Monday, October 18, 2021

 A long trip for two days.

Still, it was a chance to visit granddaughter Adela at college. College! Where the years went is still a mystery, but there she is... a freshman at Johnson & Wales University in Providence, Rhode Island.

She left in late August, but hubby and I were quick to lay plans to go up to New England to see her campus, hear about her courses and judge for ourselves how happy being there is making her.

We were joined in the trip by daughter Terri and our grandson Nate. We found a confident, happy young woman, preparing for a career in the hospitality industry, studying interesting things like public speaking, technology and intro to hospitality, where she is just scratching the surface of the field she hopes will allow her to travel and see as much of the world as she wishes.

While in Providence, though, I asked for only one thing (besides finding Adela happy). I wished to find and visit the grave of my father's brother John... the Rev. John Camillus Rubba, O.P., who graduated from Providence College from 1923 to 1925. In 1925 he entered the novitiate of St. Joseph’s Province at St. Rose Priory, Springfield, KY, was ordained at St. Dominic’s Church in Washington, DC. and pursued advance studies leading to the degree of doctor of  literature, which he earned in 1938.

That same year, he began his teaching career at Providence College. He was to go on for the next 60 years, teaching Italian and Spanish  to generations of students. He was a noted writer who authored booklets about the lives of the saints. He filled his life doing the kind of work St. Dominic envisioned: advocating for Cuban, Spanish, and Laotian refugee causes, working to assist in the rehabilitation of alcoholics and derelicts and gaining a reputation as an excellent gardener. He died on 2003 at the age of 96, with many who knew him well considering his life a saintly one.

Uncle John was a quiet, modest man who went about his daily ministry without fanfare or glory. I remember him as a steadfast supporter and counselor to my mother as she struggled with the Church's teachings about marriage after divorce. To this day, I don't know how he advised her, but she was able to find happiness with my stepdad in spite of losing her ability to receive Communion. I hope whatever he said gave her the courage to move on with her life.

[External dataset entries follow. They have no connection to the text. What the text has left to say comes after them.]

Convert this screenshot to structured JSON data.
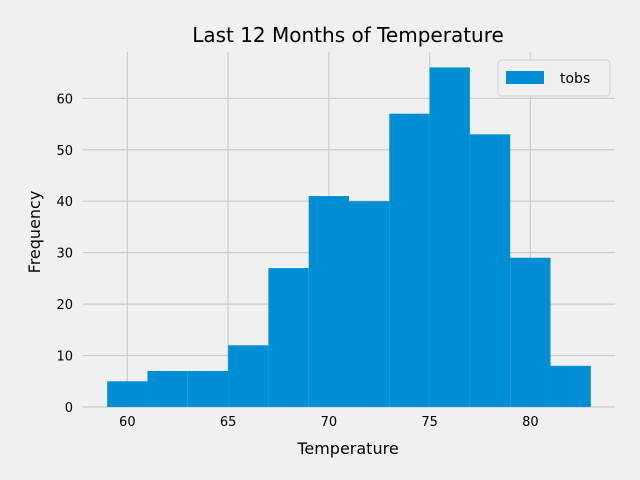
{
  "chart_data": {
    "type": "bar",
    "title": "Last 12 Months of Temperature",
    "xlabel": "Temperature",
    "ylabel": "Frequency",
    "xlim": [
      57.8,
      84.2
    ],
    "ylim": [
      0,
      69
    ],
    "x_ticks": [
      60,
      65,
      70,
      75,
      80
    ],
    "y_ticks": [
      0,
      10,
      20,
      30,
      40,
      50,
      60
    ],
    "grid": true,
    "legend_position": "top-right",
    "series": [
      {
        "name": "tobs",
        "color": "#008fd5",
        "bins": [
          {
            "x0": 59,
            "x1": 61,
            "value": 5
          },
          {
            "x0": 61,
            "x1": 63,
            "value": 7
          },
          {
            "x0": 63,
            "x1": 65,
            "value": 7
          },
          {
            "x0": 65,
            "x1": 67,
            "value": 12
          },
          {
            "x0": 67,
            "x1": 69,
            "value": 27
          },
          {
            "x0": 69,
            "x1": 71,
            "value": 41
          },
          {
            "x0": 71,
            "x1": 73,
            "value": 40
          },
          {
            "x0": 73,
            "x1": 75,
            "value": 57
          },
          {
            "x0": 75,
            "x1": 77,
            "value": 66
          },
          {
            "x0": 77,
            "x1": 79,
            "value": 53
          },
          {
            "x0": 79,
            "x1": 81,
            "value": 29
          },
          {
            "x0": 81,
            "x1": 83,
            "value": 8
          }
        ]
      }
    ]
  }
}
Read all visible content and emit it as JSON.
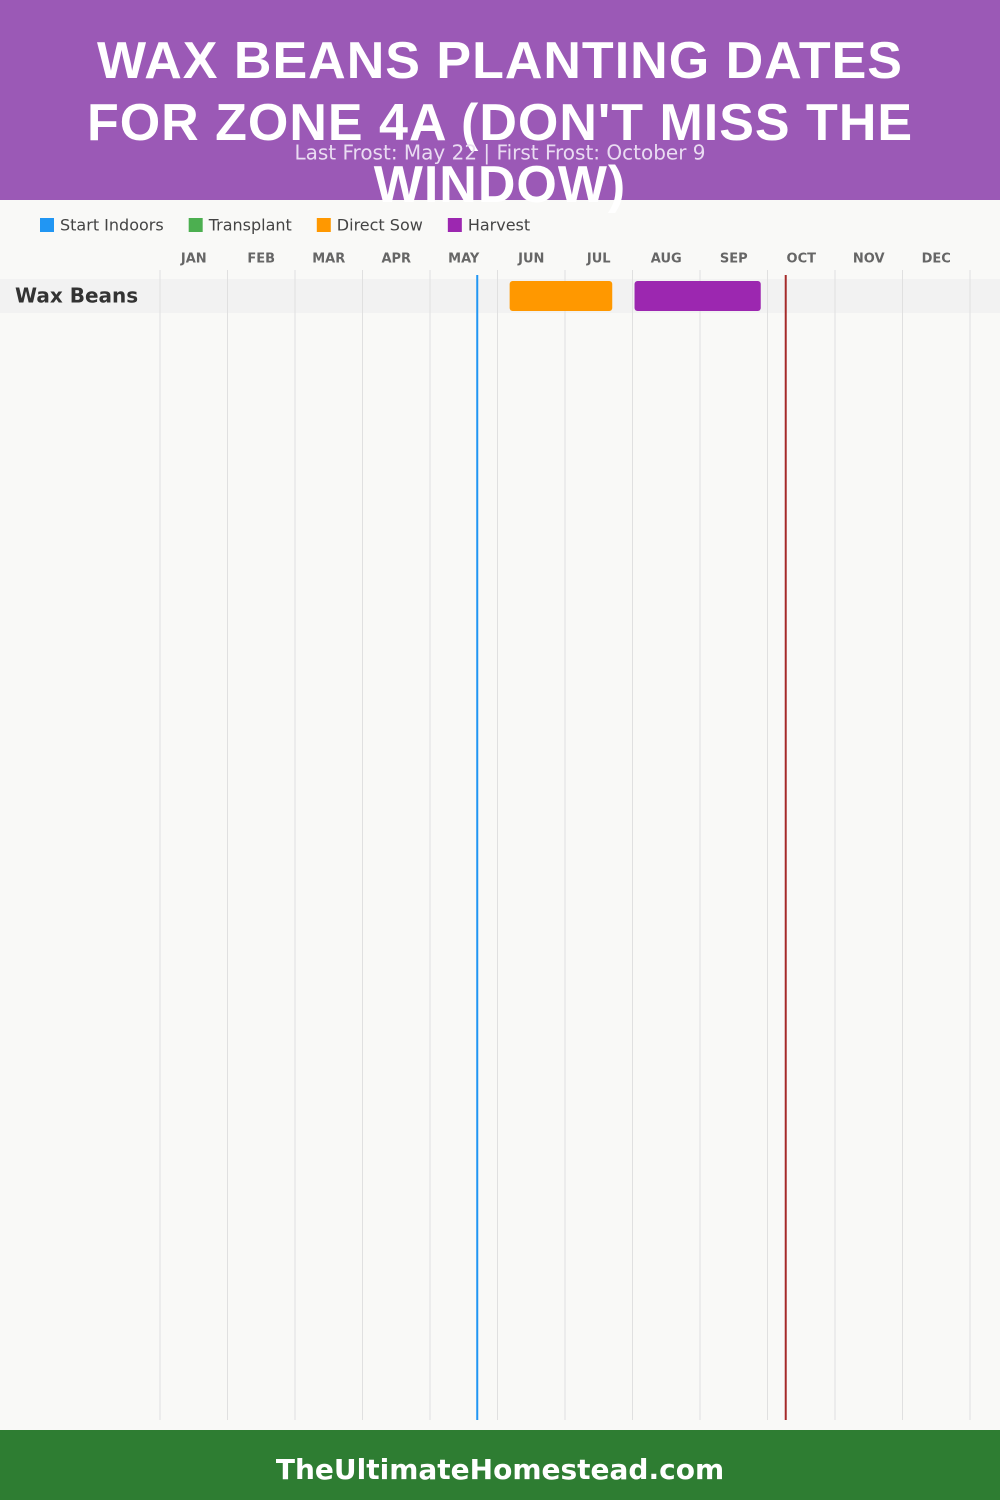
{
  "chart_data": {
    "type": "gantt",
    "title": "WAX BEANS PLANTING DATES FOR ZONE 4A (DON'T MISS THE WINDOW)",
    "subtitle": "Last Frost: May 22 | First Frost: October 9",
    "footer": "TheUltimateHomestead.com",
    "months": [
      "JAN",
      "FEB",
      "MAR",
      "APR",
      "MAY",
      "JUN",
      "JUL",
      "AUG",
      "SEP",
      "OCT",
      "NOV",
      "DEC"
    ],
    "xlim": [
      0,
      12
    ],
    "rows": [
      "Wax Beans"
    ],
    "series": [
      {
        "name": "Start Indoors",
        "color": "#2196f3",
        "start": [
          null
        ],
        "end": [
          null
        ]
      },
      {
        "name": "Transplant",
        "color": "#4caf50",
        "start": [
          null
        ],
        "end": [
          null
        ]
      },
      {
        "name": "Direct Sow",
        "color": "#ff9800",
        "start": [
          5.18
        ],
        "end": [
          6.7
        ]
      },
      {
        "name": "Harvest",
        "color": "#9c27b0",
        "start": [
          7.03
        ],
        "end": [
          8.9
        ]
      }
    ],
    "frost_lines": [
      {
        "value": 4.7,
        "color": "#2196f3"
      },
      {
        "value": 9.27,
        "color": "#a52a2a"
      }
    ],
    "grid": true
  }
}
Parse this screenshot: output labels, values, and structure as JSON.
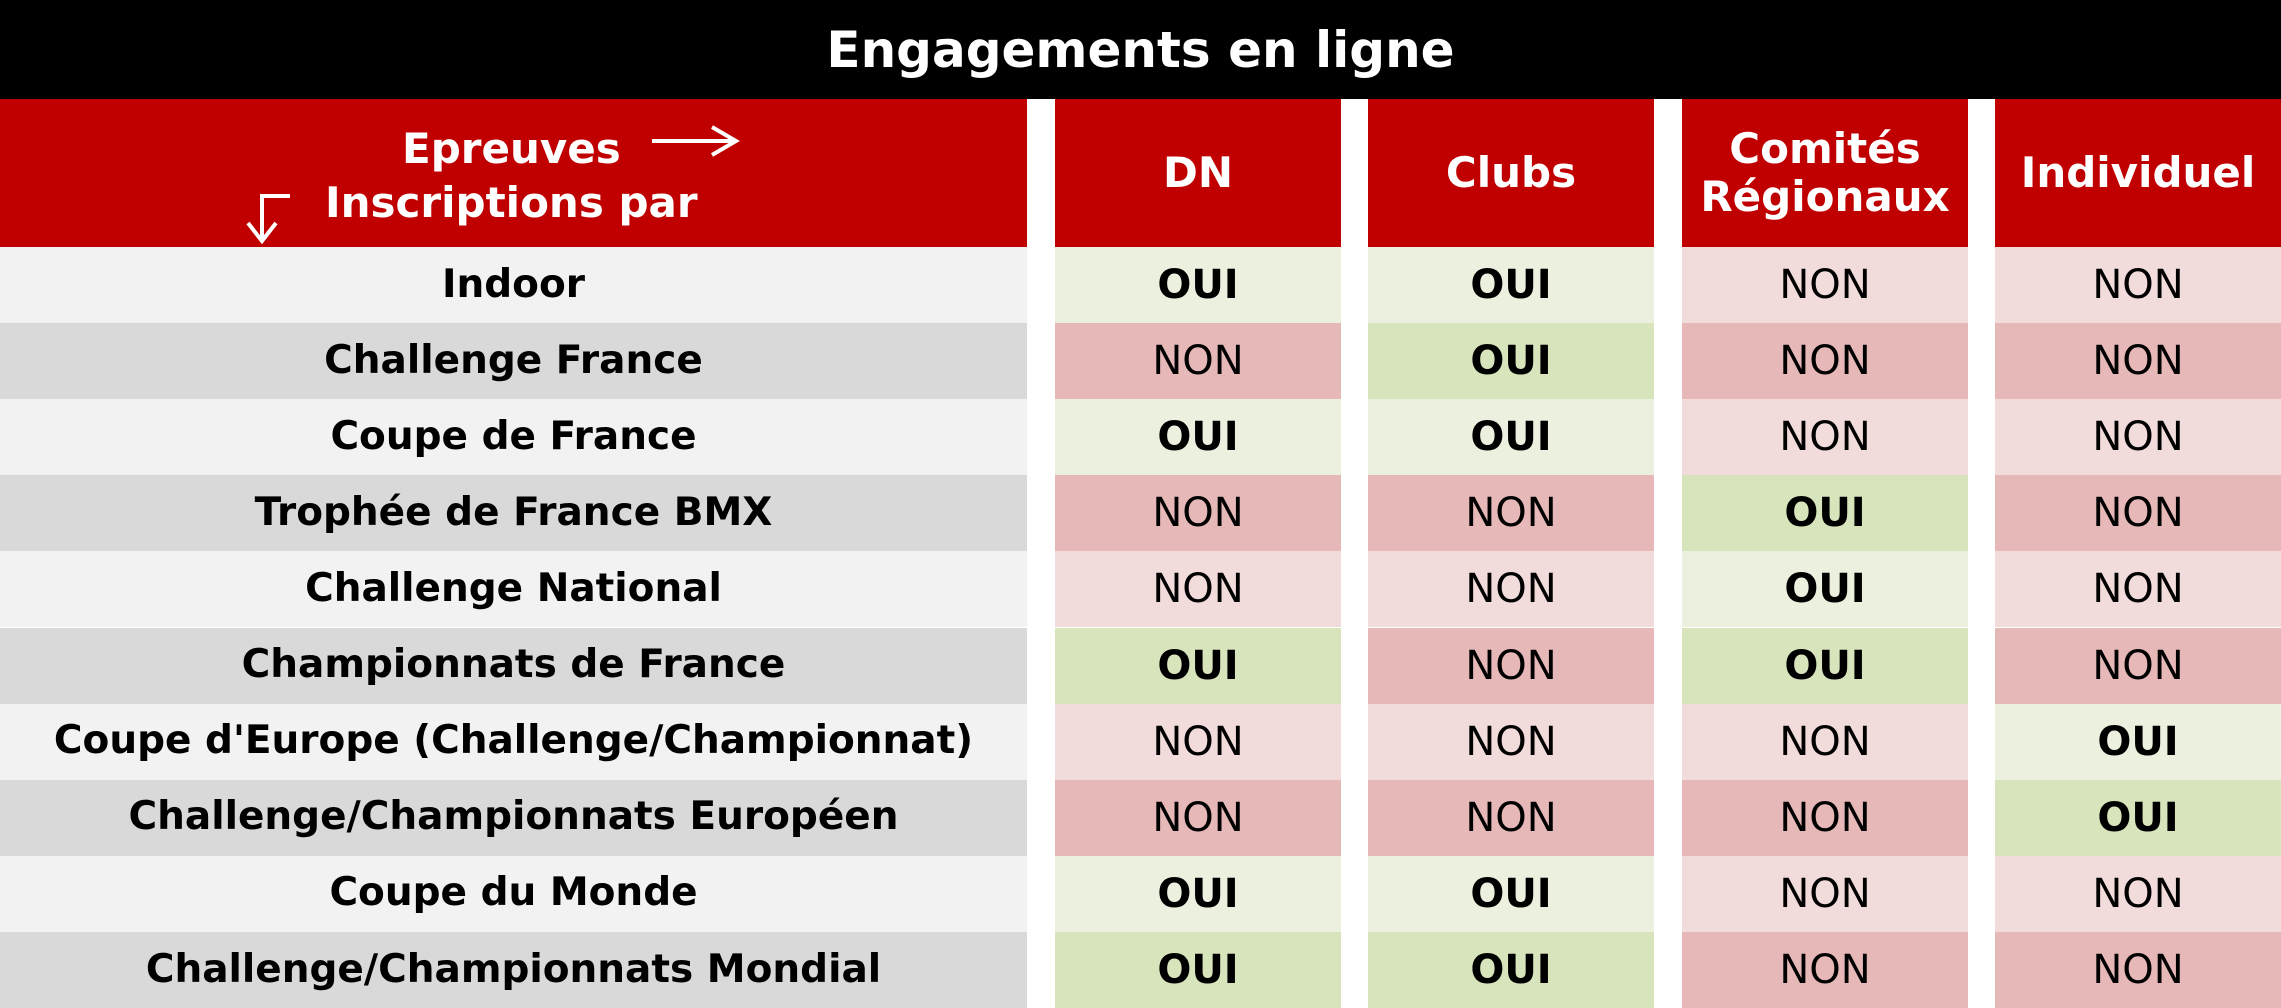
{
  "header": {
    "title": "Engagements en ligne"
  },
  "table": {
    "corner": [
      "Epreuves",
      "Inscriptions par"
    ],
    "columns": [
      "DN",
      "Clubs",
      "Comités Régionaux",
      "Individuel"
    ],
    "rows": [
      [
        "Indoor",
        "OUI",
        "OUI",
        "NON",
        "NON"
      ],
      [
        "Challenge France",
        "NON",
        "OUI",
        "NON",
        "NON"
      ],
      [
        "Coupe de France",
        "OUI",
        "OUI",
        "NON",
        "NON"
      ],
      [
        "Trophée de France BMX",
        "NON",
        "NON",
        "OUI",
        "NON"
      ],
      [
        "Challenge National",
        "NON",
        "NON",
        "OUI",
        "NON"
      ],
      [
        "Championnats de France",
        "OUI",
        "NON",
        "OUI",
        "NON"
      ],
      [
        "Coupe d'Europe (Challenge/Championnat)",
        "NON",
        "NON",
        "NON",
        "OUI"
      ],
      [
        "Challenge/Championnats Européen",
        "NON",
        "NON",
        "NON",
        "OUI"
      ],
      [
        "Coupe du Monde",
        "OUI",
        "OUI",
        "NON",
        "NON"
      ],
      [
        "Challenge/Championnats Mondial",
        "OUI",
        "OUI",
        "NON",
        "NON"
      ]
    ]
  }
}
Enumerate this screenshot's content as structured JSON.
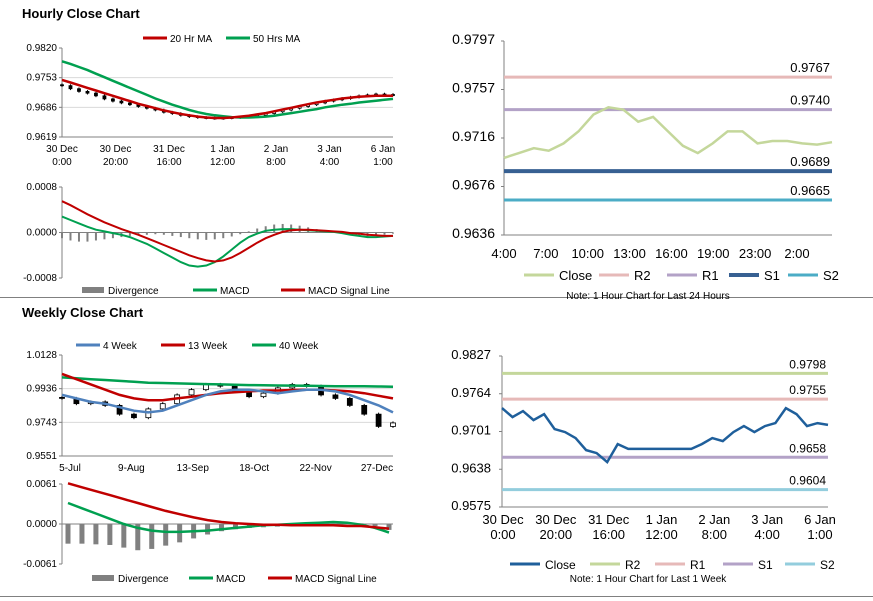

Last time I spent any time with Uncle John was in the very early sixties. I had come home from college for a weekend and he was visiting his family in Hammonton. He managed to get to Egg Harbor for a few hours with my mother and me, and I ended up driving him to 30th Street Station in Philly for his return trip to Providence. We must have had a long conversation and I remember getting out of the car at the station to hug him goodbye. What we discussed has been consigned to memory, lost somewhere in the fog of age. But I know I admired him, even without knowing the impact he was having on those he taught and those whose lives were changed for the better because of him.

It took a bit of walking around the campus to finally locate the Dominican Cemetery where Fr. John is interred with other members of the clergy who taught at Providence College. The graves are all alike, differing only in the names inscribed on them. His is approximately in the middle of a long row, backed up to the fence surrounding that small cemetery almost incongruously now surrounded by the busy new college buildings with students scurrying around it, oblivious to the histories of the men who are buried there. Still, I had long wanted to see that place and in a matter of minutes I had done so. I hope he knew I was there.

Visiting two dear people in one day! Adela in the early afternoon, Uncle John later. Not bad for less than 24 hours.